Sem Tom Pidcock na startlist, a Q36.5 Pro Cycling Team apresenta-se na
Volta a Itália 2026 com uma identidade bem diferente da que muitos antecipavam no início da época.
Em vez de construir a equipa em torno de um único líder ou de uma ambição para a geral, a formação suíça parece pronta a adoptar uma abordagem mais aberta e agressiva, focada na caça a etapas, corrida oportunista e finais selectivos à medida de corredores como
Fabio Christen.
O suíço de 23 anos fará a sua estreia no Giro na Bulgária e encara as três semanas como uma grande oportunidade.
“O meu primeiro Giro e a minha segunda grande volta no total”, disse Christen num comunicado pré-corrida da equipa. “É obviamente algo muito especial e a expectativa é enorme. Estou feliz por estar aqui e pronto para encarar a corrida dia a dia, à procura de oportunidades que se adequem às minhas características”.
Sem líder para a geral, muita liberdade
Christen reconheceu também, sem rodeios, a realidade táctica da equipa à partida para o Giro. “Não temos propriamente um líder claro para a geral, por isso haverá muita liberdade para apontar a etapas que nos favoreçam e lutar por resultados”.

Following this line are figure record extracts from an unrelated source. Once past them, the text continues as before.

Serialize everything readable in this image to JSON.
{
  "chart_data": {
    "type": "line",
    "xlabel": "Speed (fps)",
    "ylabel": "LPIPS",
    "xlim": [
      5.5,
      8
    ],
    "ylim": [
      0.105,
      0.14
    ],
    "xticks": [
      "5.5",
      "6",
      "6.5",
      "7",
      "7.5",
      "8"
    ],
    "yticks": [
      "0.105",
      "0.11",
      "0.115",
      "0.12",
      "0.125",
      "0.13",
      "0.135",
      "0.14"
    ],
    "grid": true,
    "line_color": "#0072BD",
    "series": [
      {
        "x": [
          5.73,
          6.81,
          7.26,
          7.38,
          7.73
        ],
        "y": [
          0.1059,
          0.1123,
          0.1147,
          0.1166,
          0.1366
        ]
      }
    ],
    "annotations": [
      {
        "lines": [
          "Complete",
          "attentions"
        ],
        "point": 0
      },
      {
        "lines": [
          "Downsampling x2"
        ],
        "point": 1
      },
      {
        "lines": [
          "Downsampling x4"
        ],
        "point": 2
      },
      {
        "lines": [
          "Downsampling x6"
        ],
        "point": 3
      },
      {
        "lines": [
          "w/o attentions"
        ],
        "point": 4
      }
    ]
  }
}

Esta abordagem reflecte um padrão mais amplo entre várias equipas neste Giro. Com Jonas Vingegaard e a Team Visma | Lease a Bike a chegarem como grandes favoritos à Maglia Rosa após as desistências de João Almeida, Richard Carapaz e Mikel Landa, muitas formações focam-se antes em vitórias de etapa e em corrida agressiva.
Para a Q36.5, esta filosofia parece particularmente alinhada com o plantel e com o traçado da
Volta a Itália 2026.
Porque é que este Giro pode favorecer Fabio Christen
A corrida inclui um grande número de etapas explosivas e selectivas, em vez de apenas chegadas em alto puras, algo que encaixa no perfil em desenvolvimento de Christen. “Posso apontar a sprints reduzidos”, explicou.
Esse detalhe pode ser determinante nas próximas semanas. Christen, irmão mais velho de Jan Christen, que também corre este Giro pela UAE Team Emirates - XRG, evoluiu de forma consistente para um dos stage racers mais interessantes e puncheurs do pelotão, capaz de resistir a terreno duro e ainda sprintar rápido a partir de grupos pequenos.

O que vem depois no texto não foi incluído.